青森県にセブンイレブン進出、県民感情複雑

 コンビニ最大手のセブンイレブン・ジャパンはこれまで未進出だった3県のうちのひとつ、青森県で12日に一気に8店舗を開設した。オープン初日から多くの県民が来店。これまで他県に出かけたときしか利用できなかったセブンイレブンの商品やサービスを求めて長い行列を作った。
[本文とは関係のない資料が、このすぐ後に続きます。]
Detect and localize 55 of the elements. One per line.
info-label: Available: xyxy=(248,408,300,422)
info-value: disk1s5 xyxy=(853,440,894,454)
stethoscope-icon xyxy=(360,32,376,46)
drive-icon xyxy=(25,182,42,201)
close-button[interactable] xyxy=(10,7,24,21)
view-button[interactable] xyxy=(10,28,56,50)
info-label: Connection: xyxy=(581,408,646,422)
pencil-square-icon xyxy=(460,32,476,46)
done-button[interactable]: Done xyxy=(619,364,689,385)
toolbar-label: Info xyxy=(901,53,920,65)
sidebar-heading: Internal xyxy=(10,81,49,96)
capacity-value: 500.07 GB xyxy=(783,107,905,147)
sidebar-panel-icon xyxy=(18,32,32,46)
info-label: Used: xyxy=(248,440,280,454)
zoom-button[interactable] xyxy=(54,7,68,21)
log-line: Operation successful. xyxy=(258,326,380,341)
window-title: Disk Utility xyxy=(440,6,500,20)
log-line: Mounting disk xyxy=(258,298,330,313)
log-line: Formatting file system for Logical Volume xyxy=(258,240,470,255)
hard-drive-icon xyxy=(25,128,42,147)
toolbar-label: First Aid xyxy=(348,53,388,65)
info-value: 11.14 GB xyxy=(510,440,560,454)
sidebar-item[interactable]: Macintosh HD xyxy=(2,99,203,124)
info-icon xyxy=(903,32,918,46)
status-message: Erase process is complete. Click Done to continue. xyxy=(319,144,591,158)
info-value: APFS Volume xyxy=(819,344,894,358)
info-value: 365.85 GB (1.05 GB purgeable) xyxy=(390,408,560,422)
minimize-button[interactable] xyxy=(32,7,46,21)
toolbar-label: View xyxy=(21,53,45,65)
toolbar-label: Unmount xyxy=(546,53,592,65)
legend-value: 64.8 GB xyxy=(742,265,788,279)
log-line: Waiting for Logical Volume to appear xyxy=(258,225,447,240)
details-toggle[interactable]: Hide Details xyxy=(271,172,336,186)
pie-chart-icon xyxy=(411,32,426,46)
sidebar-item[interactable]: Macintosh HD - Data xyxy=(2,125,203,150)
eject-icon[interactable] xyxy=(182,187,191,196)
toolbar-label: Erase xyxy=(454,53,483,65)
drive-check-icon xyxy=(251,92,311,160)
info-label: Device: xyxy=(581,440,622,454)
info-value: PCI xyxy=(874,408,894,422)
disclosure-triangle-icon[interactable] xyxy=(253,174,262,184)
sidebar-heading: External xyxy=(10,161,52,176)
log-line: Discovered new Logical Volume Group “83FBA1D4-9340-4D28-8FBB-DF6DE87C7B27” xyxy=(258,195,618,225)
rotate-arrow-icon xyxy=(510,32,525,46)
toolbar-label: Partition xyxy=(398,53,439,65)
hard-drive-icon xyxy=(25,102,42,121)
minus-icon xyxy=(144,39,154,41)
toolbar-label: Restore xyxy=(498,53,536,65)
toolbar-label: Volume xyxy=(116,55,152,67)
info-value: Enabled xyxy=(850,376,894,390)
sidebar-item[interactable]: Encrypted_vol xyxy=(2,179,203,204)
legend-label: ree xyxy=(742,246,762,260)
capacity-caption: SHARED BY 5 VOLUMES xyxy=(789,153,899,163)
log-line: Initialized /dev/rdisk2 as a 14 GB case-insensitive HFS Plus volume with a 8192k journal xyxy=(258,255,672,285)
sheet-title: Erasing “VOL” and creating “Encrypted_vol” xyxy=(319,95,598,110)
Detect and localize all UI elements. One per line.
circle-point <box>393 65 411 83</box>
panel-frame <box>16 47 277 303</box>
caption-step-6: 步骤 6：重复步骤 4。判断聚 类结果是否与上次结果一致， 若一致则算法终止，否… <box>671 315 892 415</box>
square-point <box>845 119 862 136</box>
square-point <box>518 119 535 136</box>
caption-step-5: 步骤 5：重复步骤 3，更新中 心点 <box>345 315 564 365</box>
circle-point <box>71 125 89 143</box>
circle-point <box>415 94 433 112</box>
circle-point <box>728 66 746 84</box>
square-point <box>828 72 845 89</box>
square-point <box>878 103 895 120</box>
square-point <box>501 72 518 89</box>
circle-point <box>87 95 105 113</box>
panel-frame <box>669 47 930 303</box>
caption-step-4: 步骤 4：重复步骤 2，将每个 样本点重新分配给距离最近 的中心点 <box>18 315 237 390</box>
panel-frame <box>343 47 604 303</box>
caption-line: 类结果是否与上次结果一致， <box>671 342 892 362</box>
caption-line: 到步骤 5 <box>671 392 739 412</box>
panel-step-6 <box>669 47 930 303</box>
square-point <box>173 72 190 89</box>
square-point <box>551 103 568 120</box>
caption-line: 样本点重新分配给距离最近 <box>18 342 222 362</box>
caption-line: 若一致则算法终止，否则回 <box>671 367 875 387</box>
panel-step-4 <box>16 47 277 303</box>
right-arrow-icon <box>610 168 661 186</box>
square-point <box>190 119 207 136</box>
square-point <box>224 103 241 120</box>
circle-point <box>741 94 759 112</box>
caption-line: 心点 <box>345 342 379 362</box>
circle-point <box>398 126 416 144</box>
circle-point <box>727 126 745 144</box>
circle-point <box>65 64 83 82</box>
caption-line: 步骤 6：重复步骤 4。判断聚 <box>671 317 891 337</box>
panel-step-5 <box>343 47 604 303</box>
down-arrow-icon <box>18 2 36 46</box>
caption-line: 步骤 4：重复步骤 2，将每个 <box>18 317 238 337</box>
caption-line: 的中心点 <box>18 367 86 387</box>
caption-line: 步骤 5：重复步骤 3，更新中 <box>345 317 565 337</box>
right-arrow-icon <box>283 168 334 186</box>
 しかし、1984年にノンフィクション作家の吉幾三氏がルポルタージュ「オラ、東京さ行ぐだ」で発表した青森県民の生活は、基本的に今も変わっておらず、華々しい開店イベントに対する県民感情は複雑だ。多くの県民は「セブンイレブンだけがやってきても…」と、表情を曇らせる。

 青森県商業団体連合会は昨年秋、セブンイレブンに対して、県内で不足が深刻な商品のリストを提出。コンビニ店頭で販売するよう申し入れた。ところがテレビ、ラジオ、自動車、ピアノ、ギターといったリスト上の品目について、セブンイレブンは今年2月、「販売の予定はない」と事実上のゼロ回答を提示。交渉の席上、青森県側の「レーザーディスクは?」との問いかけに、セブンイレブン側が「何者だ?」と聞き返したことも、地元経済界に強い衝撃を与えた。

 物質的に豊かな生活への期待がしぼんだことで、若い世代を中心に、銀座志向が一段と強まるのは必至。新青森発東京行きの東北新幹線「はやぶさ」はほとんどの列車が満席だという。